Provider Enrollment Initiative
We re-engineered certain provider enrollment processes to match current business methods. We streamlined the multiple processes that must occur simultaneously. This led to our ability to quantify the volume of work that must be addressed within strict timeframes. It resolves some of the customer service issues that frequently arise from the provider enrollment process.
Pricilla Weeks, provider enrollment, was instrumental in identifying a more efficient way to meet the needs of our new providers, as well as our legacy providers who have to go through renewal. For example, Central Region implemented exclusive use of the provider database developed in Tallahassee. This spreadsheet, while difficult to initially complete, allows us to monitor and quantify workload related to provider enrollment. This replaces multiple process tools that were being used separately in the area offices, which was an inefficient and ineffective process.
While I have the best team of people, there are a few I want to highlight for their outstanding work, finding solutions, and customer service.
Stacie Cleveland returned to APD two years ago. Cleveland is our community affairs / waitlist work stream lead. She has outstanding customer service, goes beyond to meet customers’ needs, and puts in countless hours to ensure the services are performed. She’s the epitome of a public servant. She can handle all situations, aggravated parents, lawyers, everyone in an even, supportive way.
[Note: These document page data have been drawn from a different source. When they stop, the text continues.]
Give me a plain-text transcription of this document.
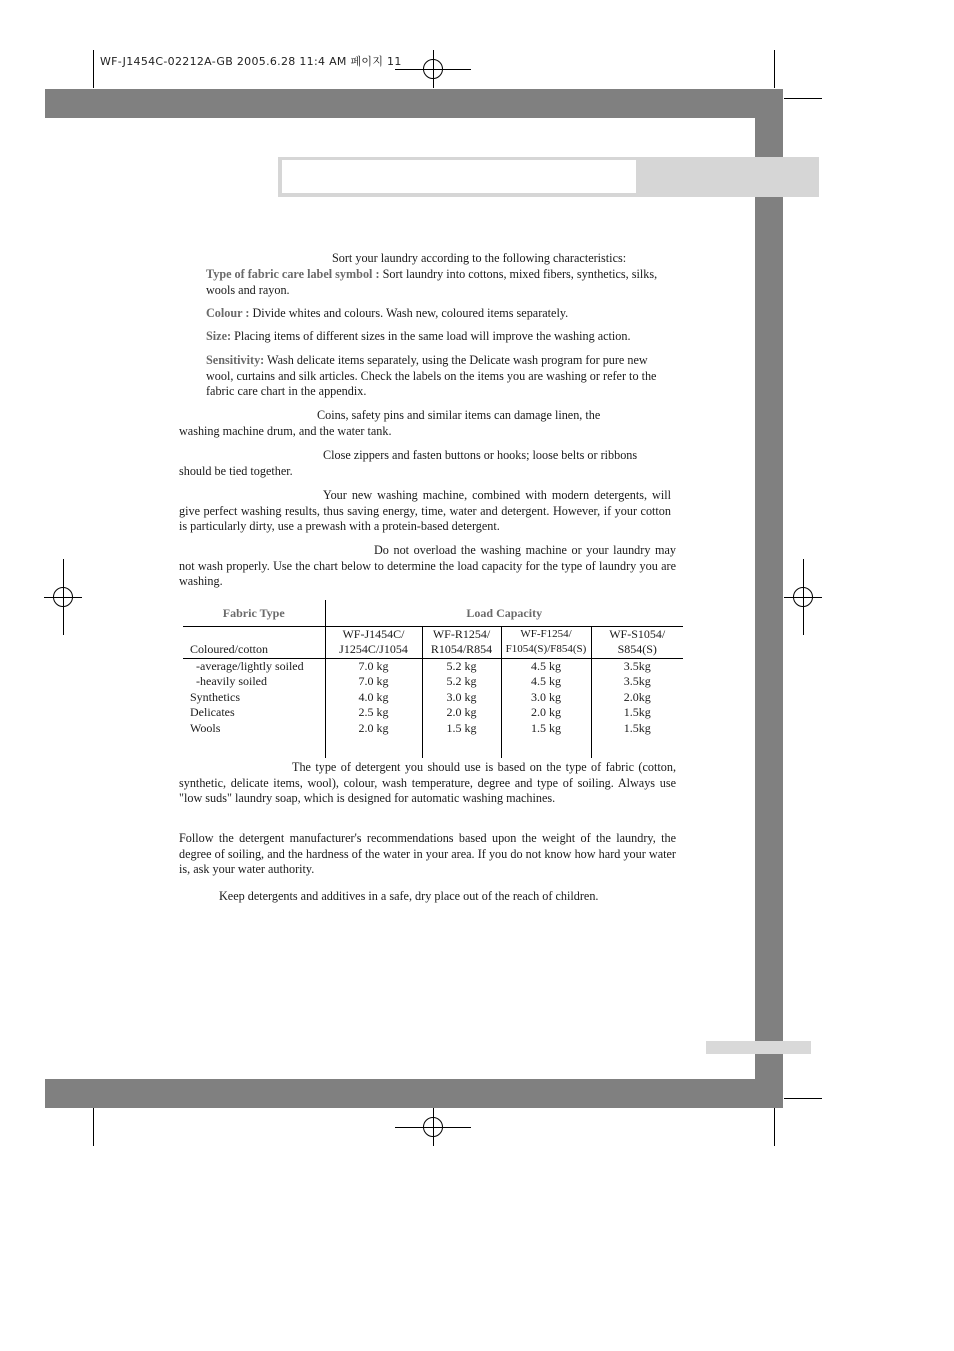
WF-J1454C-02212A-GB 2005.6.28 11:4 AM 페이지 11
Sort your laundry according to the following characteristics:
Type of fabric care label symbol : Sort laundry into cottons, mixed fibers, synthetics, silks, wools and rayon.
Colour : Divide whites and colours. Wash new, coloured items separately.
Size: Placing items of different sizes in the same load will improve the washing action.
Sensitivity: Wash delicate items separately, using the Delicate wash program for pure new wool, curtains and silk articles. Check the labels on the items you are washing or refer to the fabric care chart in the appendix.
Coins, safety pins and similar items can damage linen, the washing machine drum, and the water tank.
Close zippers and fasten buttons or hooks; loose belts or ribbons should be tied together.
Your new washing machine, combined with modern detergents, will give perfect washing results, thus saving energy, time, water and detergent. However, if your cotton is particularly dirty, use a prewash with a protein-based detergent.
Do not overload the washing machine or your laundry may not wash properly. Use the chart below to determine the load capacity for the type of laundry you are washing.
Fabric Type	Load Capacity			
Coloured/cotton	WF-J1454C/ J1254C/J1054	WF-R1254/ R1054/R854	WF-F1254/ F1054(S)/F854(S)	WF-S1054/ S854(S)
-average/lightly soiled	7.0 kg	5.2 kg	4.5 kg	3.5kg
-heavily soiled	7.0 kg	5.2 kg	4.5 kg	3.5kg
Synthetics	4.0 kg	3.0 kg	3.0 kg	2.0kg
Delicates	2.5 kg	2.0 kg	2.0 kg	1.5kg
Wools	2.0 kg	1.5 kg	1.5 kg	1.5kg

The type of detergent you should use is based on the type of fabric (cotton, synthetic, delicate items, wool), colour, wash temperature, degree and type of soiling. Always use "low suds" laundry soap, which is designed for automatic washing machines.
Follow the detergent manufacturer's recommendations based upon the weight of the laundry, the degree of soiling, and the hardness of the water in your area. If you do not know how hard your water is, ask your water authority.
Keep detergents and additives in a safe, dry place out of the reach of children.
Additional Central Region Heroes include the regional Quality Assurance/Quality Improvement Work Stream Manager Jeannette Estes. She is basically always on-call whenever a critical incident occurs and carries the responsibility of ensuring all key staff are notified and Tallahassee is aware of what occurred. Jeanette is a solid advocate and is quick to intervene to ensure the health and safety of our customers.
Wayne Perry, regional Medicaid waiver work stream manager, also performs with great skill and compassion. His team is the critical link to the people we serve through the waiver support coordinators. Regional Medical Management and Forensics Work Stream Manager Merari Perez has also been significant to our success through professionalism and skill. This operational area has a very close interaction with the APD nurses in Tallahassee, the local behavioral support staff, as well as interaction with the state court system.
Cindy Drew, a supported employment specialist, was honored with the Making a Difference Award on May 7 at the Visions Conference in Orlando for her ongoing commitment to supporting employment opportunities for people with disabilities. The award was presented by the Florida Division on Career Development and Transition.
The Family Care Councils (FCC) are an important partner with their advocacy and information sharing. We are fortunate to have good relationships with the FCCs across the region and we participate in the quarterly FCC meetings held in Orlando. This region has a slight advantage because we get to interact with other FCCs around the state allowing us to learn a lot.
Most of all, every member of our Central Region Team needs to be recognized for their exemplary job under difficult circumstance. Job Well Done!